Born in 1988, Torino, Italy
Valeria Vaccaro studied sculpture at the Albertina Fine Arts Academy in Turin as a student of Luciano Massari’s. She started exhibiting at a very young age taking part in collective exhibitions and she was shortlisted as one of the best artists in contemporary Art, in Berlin at the Coffi Festival.
Her work gives you the impression of looking at something banal and then the wonder happens when you realise that what you're looking at is quite different. Abandon pallets and transport crates are decontextualised from the original setting and offered to the viewer as work of art, where the container unexpectedly presents itself as content. Which seems pallets and crates burned wood, revels to be instead sculptures made out of a more noble and complex nature, that is to be carved in marble with a performance of a disconcerting technical expertise. Veins, shades and textures are reproduced in such a real way as to deceive everyone: only touch can reveal the unexpected marble algidity, which stands in clear antithesis with what is represented, that is fire and wood itself, "warm" material par excellence. The alleged wood turns out to be icy and unexpectedly hard to the touch, jeopardising the senses and the perception of the viewer, who experiences with his hands a truth other than what he sees.

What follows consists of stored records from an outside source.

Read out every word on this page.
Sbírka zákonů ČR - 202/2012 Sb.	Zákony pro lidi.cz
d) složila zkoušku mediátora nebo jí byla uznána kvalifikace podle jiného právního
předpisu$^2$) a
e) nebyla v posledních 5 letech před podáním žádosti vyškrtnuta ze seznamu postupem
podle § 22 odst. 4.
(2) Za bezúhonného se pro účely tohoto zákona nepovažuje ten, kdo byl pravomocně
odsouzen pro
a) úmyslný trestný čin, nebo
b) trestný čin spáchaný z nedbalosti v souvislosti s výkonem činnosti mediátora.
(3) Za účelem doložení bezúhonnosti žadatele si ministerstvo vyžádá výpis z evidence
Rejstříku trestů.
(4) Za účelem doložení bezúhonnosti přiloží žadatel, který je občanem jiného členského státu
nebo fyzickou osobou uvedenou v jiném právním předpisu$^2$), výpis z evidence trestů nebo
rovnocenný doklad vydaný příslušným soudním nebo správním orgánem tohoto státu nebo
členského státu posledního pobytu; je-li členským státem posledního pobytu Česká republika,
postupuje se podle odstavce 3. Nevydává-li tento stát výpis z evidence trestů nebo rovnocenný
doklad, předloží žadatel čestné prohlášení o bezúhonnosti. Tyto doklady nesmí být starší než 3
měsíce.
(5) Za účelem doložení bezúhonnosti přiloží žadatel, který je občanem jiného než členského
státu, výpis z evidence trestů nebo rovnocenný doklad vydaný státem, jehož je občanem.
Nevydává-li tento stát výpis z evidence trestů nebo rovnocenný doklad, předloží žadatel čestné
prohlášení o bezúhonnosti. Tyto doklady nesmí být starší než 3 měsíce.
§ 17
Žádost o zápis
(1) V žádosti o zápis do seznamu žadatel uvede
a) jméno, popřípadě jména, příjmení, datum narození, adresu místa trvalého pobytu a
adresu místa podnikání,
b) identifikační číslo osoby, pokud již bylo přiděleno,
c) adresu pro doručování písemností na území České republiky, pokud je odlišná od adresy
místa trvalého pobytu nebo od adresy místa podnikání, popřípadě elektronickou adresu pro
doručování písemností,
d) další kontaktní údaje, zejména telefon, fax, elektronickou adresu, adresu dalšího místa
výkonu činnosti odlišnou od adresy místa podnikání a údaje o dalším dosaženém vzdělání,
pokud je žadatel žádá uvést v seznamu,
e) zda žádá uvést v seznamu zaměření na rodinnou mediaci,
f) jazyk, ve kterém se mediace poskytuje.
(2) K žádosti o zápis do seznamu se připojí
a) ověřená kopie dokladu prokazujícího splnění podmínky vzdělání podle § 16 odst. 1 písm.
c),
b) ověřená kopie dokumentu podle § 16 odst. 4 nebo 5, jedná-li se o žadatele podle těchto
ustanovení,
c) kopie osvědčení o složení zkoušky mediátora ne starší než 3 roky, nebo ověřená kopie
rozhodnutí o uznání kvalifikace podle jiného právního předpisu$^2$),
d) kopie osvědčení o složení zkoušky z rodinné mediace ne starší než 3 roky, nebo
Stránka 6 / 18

Contrary and opposite concepts are combined into a single object, thus generating unexpected paradoxical forms: the wood becomes cold, the marble burns and carbonises, the crate contains nothing but appears to be the work of art itself.
Vaccaro’s sculptures and two-dimensional work is linked to the study of the alchemical transformation (that does not occur in nature) and to the unexpected transformation of non-combustible materials. The marble allows the artist to use a noble material, transforming it into everyday objects that are combustible in nature, creating an effect of hyper-realism through the use of a non-combustible material.